Sur l’indemnisation :
5. Il résulte de l’instruction que la situation qui a motivé la décision de la commission de médiation persiste, M. C A, domicilié administrativement auprès de l’association INSER ASAF, continuant d’être sans domicile fixe, hébergé ponctuellement chez des tiers. Compte tenu de ces conditions de logement, qui perdurent du fait de la carence de l’État et de la durée de cette carence, il sera fait une juste appréciation des troubles de toute nature subis par M. C A dans ses conditions d’existence, en lui allouant une somme de 1 240 euros, tous intérêts compris à la date de lecture du présent jugement.
6. En revanche, dès lors que l’article L. 911-9 du code de justice administrative permet au requérant, en cas d’inexécution de la présente décision, d’obtenir le mandatement d’office de la somme que la partie perdante est condamnée à lui verser par cette même décision, il n’y a pas lieu de faire droit aux conclusions aux fins d’injonction sous astreinte présentées par M. C A.
Sur les frais liés au litige :
7. Il y a lieu, dans les circonstances de l’espèce, de mettre à la charge de l’Etat le versement à M. C A d’une somme de 800 euros sur le fondement de l’article L. 761-1 du code de justice administrative. Faute de dépens, cette demande ne peut qu’être rejetée.
D E C I D E :
Article 1er : L’État est condamné à verser à M. C A une somme de 1 240 (mille deux cent quarante) euros, tous intérêts compris à la date de lecture du présent jugement.

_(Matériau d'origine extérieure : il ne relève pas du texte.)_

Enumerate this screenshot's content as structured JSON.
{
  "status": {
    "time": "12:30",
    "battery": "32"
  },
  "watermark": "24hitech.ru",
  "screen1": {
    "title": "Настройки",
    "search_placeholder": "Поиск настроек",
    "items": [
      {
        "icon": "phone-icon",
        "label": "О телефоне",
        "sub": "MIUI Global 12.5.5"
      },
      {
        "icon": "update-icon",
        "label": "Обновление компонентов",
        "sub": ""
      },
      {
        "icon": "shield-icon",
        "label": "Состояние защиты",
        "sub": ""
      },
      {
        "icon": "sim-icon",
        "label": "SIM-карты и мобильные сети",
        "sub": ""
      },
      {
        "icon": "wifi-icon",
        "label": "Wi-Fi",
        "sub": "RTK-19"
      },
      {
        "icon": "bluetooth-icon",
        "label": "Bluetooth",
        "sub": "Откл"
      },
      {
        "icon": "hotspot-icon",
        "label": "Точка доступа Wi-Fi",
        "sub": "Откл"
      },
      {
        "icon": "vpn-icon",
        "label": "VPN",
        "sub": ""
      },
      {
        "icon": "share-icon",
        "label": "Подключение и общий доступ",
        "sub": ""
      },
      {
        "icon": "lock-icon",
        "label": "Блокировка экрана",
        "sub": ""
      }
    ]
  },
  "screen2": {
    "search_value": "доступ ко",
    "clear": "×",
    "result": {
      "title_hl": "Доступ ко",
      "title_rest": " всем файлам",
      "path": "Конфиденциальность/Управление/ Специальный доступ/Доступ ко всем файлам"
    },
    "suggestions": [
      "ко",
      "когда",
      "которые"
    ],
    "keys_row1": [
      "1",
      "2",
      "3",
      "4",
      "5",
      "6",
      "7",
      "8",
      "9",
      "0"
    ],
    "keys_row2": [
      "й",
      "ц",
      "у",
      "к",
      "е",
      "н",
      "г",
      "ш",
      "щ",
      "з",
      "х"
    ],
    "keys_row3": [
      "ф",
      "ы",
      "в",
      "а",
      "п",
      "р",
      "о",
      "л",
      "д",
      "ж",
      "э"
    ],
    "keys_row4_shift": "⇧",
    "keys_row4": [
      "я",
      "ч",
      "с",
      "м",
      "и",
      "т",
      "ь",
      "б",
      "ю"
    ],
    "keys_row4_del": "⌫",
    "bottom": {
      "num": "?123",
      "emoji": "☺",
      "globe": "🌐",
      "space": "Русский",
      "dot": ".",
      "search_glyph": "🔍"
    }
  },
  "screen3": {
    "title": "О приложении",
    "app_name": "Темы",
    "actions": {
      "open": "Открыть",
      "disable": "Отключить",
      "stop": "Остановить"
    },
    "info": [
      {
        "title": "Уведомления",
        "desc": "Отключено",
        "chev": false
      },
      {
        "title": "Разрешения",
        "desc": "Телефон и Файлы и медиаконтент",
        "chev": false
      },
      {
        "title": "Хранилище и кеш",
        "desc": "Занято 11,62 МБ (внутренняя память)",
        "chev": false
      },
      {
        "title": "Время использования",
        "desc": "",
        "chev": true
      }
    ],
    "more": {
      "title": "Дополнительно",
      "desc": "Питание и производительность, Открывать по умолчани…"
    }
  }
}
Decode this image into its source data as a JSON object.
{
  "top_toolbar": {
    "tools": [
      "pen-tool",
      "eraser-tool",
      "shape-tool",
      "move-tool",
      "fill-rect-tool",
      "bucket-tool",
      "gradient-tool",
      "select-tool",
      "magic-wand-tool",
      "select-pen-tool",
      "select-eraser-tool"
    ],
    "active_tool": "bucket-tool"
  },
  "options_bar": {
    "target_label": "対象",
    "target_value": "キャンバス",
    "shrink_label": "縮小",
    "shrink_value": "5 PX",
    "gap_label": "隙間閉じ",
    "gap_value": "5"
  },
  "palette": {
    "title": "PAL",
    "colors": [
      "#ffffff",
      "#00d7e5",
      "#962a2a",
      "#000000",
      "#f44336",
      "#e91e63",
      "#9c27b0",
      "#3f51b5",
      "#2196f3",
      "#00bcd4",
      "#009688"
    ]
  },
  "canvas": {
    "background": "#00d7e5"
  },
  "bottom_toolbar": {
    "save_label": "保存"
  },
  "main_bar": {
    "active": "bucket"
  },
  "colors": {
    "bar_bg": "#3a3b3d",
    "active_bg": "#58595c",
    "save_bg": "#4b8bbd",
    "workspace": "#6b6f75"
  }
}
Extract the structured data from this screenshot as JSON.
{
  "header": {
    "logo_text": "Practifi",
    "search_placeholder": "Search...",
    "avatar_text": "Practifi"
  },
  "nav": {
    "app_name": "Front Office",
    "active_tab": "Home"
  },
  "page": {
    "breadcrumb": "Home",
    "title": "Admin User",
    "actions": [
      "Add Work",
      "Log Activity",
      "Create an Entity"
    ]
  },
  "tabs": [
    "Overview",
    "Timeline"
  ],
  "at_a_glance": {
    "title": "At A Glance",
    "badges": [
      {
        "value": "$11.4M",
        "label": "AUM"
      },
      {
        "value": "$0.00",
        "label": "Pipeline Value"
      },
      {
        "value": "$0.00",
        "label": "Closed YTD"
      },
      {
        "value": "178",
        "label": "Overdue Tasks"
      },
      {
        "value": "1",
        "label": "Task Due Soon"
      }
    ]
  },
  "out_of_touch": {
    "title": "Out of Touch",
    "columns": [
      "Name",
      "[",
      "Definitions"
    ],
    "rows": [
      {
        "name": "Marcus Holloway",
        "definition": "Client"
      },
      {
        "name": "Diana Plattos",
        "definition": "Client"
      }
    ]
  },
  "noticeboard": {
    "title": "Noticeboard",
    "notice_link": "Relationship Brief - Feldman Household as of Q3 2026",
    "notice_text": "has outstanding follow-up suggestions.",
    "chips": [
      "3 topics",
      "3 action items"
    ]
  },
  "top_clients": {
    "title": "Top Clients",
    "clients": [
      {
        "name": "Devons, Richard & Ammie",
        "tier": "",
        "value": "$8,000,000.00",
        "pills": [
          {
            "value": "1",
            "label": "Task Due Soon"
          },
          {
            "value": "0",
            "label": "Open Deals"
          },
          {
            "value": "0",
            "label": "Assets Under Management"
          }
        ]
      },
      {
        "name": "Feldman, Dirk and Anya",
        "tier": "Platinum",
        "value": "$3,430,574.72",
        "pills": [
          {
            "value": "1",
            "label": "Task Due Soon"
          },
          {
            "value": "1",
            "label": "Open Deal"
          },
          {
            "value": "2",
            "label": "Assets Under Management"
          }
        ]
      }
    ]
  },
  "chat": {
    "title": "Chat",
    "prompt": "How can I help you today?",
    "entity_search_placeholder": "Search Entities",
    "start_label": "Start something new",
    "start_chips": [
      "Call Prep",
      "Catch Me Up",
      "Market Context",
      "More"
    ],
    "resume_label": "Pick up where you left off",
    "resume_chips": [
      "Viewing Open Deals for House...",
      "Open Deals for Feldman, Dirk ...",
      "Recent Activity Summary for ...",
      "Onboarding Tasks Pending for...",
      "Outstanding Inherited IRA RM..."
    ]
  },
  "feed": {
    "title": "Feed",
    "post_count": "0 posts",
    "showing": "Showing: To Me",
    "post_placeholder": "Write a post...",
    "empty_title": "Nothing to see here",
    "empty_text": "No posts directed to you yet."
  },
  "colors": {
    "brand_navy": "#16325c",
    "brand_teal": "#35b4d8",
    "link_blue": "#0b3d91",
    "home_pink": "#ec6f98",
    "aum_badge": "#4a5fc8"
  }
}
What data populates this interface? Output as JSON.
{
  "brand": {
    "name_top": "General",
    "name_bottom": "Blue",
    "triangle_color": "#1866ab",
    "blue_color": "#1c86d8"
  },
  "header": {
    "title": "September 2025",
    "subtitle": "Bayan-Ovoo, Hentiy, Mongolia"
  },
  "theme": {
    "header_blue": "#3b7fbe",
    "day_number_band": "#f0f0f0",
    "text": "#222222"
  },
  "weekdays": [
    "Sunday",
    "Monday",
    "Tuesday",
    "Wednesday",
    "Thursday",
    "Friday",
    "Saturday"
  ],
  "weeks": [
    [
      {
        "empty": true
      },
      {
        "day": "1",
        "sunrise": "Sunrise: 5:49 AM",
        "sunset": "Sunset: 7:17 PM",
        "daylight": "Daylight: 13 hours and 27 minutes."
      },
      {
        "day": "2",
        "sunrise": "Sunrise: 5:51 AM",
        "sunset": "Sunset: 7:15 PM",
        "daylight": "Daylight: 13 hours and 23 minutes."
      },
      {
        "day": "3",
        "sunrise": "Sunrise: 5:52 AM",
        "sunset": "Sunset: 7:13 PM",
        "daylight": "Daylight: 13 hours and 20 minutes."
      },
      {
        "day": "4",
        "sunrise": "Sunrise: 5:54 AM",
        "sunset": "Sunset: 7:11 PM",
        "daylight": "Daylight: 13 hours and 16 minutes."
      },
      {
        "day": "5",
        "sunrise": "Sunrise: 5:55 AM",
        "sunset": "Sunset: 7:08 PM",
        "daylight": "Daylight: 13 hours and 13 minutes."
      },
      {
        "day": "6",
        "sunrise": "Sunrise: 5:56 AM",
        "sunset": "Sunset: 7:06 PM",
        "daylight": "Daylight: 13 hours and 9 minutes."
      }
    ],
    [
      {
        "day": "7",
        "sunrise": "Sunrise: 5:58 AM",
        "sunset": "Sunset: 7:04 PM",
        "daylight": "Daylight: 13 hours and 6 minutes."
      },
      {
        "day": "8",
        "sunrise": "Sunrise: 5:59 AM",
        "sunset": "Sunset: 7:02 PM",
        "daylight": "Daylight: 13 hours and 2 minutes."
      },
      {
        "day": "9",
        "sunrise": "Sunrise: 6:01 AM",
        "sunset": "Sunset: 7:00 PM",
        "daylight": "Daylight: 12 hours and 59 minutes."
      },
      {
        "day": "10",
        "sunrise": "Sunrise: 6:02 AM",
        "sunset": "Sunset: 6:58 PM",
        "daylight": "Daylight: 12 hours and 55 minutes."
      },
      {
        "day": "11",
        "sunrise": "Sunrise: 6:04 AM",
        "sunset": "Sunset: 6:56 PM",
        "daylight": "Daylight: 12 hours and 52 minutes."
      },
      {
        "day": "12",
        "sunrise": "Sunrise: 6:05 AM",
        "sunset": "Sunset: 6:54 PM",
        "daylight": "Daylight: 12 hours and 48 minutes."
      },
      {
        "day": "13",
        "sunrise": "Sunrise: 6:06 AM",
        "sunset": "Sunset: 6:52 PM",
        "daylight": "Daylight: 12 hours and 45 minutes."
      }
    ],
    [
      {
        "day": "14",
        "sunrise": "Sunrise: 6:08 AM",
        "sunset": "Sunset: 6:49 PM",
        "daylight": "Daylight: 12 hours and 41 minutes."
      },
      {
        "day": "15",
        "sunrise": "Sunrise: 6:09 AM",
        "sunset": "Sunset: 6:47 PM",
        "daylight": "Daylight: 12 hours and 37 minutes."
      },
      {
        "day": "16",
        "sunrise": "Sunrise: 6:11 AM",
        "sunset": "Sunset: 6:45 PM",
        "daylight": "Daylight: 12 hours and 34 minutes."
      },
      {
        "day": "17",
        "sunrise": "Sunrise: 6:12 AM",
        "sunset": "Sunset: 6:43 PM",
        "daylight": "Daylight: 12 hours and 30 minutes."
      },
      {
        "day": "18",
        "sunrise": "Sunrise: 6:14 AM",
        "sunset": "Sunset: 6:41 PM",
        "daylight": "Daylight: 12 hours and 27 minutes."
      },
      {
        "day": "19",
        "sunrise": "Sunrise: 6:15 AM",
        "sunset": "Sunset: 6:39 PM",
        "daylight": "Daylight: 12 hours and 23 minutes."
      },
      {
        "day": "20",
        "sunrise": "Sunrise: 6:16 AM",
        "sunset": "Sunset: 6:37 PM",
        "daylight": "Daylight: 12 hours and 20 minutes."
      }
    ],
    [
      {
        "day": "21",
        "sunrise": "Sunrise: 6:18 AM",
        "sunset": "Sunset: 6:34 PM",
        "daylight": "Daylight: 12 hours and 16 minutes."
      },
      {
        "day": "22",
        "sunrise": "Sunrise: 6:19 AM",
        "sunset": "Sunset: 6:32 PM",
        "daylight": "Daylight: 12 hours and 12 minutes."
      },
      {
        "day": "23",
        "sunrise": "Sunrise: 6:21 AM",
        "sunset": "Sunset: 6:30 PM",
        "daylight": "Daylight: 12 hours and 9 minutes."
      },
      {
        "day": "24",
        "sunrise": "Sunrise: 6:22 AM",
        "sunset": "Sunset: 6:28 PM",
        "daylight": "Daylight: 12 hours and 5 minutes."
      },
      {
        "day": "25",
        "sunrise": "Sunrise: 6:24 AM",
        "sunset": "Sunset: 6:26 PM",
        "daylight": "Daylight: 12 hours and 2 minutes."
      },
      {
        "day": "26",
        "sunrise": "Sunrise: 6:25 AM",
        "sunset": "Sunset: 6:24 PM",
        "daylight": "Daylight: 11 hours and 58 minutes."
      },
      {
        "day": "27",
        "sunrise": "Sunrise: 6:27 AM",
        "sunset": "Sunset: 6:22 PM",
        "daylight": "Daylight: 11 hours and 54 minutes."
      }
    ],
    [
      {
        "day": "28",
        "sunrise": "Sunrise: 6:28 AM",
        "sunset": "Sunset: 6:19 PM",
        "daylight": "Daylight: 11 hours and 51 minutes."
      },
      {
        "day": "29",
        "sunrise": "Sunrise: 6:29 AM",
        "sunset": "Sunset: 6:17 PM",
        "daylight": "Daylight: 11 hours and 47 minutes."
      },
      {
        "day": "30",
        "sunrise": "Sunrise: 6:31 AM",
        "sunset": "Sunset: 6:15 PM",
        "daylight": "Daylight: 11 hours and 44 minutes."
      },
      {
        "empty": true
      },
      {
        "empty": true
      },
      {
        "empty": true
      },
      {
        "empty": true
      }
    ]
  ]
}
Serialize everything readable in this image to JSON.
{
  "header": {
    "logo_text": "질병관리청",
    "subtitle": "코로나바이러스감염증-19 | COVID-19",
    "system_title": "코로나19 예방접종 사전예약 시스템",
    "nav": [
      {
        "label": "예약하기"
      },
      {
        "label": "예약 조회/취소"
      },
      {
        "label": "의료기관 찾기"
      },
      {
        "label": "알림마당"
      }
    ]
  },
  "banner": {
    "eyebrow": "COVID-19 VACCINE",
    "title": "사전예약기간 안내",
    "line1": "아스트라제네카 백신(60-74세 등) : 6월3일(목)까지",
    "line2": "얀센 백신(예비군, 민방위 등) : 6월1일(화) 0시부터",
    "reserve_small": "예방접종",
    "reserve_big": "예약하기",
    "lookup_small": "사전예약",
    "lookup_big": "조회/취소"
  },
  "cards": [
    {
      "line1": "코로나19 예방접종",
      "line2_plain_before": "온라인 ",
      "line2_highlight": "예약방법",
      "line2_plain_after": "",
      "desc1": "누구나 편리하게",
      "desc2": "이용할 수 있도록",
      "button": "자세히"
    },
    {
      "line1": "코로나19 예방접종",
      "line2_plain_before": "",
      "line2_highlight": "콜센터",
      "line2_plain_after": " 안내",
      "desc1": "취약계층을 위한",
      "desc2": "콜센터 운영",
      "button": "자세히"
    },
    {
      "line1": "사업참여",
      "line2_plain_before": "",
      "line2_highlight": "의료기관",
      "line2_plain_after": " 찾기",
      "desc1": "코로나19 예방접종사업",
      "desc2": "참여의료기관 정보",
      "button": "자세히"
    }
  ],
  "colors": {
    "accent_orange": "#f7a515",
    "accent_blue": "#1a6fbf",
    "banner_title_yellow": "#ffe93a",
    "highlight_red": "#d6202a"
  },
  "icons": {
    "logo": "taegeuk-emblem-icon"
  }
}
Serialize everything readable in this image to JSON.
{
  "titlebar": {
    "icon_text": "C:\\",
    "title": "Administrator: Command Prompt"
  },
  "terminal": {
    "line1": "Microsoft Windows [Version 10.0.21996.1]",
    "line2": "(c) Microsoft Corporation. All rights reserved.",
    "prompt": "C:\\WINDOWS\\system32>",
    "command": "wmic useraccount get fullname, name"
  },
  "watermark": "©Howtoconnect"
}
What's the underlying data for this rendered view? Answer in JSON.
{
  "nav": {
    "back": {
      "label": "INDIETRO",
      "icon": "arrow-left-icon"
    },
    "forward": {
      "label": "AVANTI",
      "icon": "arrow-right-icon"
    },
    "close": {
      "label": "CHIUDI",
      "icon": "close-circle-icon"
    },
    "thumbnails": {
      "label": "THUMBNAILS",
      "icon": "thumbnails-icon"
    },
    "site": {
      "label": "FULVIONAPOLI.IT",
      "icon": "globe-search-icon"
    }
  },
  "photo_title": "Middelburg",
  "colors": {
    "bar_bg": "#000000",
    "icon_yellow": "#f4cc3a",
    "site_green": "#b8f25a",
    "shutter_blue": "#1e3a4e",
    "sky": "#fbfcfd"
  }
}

Article 2 : L’État versera à M. C A une somme de 800 euros en application de l’article L. 761-1 du code de justice administrative.
Article 3 : Le surplus des conclusions de la requête est rejeté.
Article 4 : Le présent jugement sera notifié à M. B C A, à la ministre du logement et de la rénovation urbaine.
Copie en sera adressée au préfet de la région d’Île-de-France, préfet de Paris.
Rendu public par mise à disposition au greffe le 11 septembre 2025.
La magistrate désignée,
T. RENVOISE
Le greffier,
R. DRAILa République mande et ordonne à la ministre du logement et de la rénovation urbaine en ce qui la concerne, ou à tous commissaires de justice à ce requis en ce qui concerne les voies de droit commun contre les parties privées, de pourvoir à l’exécution de la présente décision.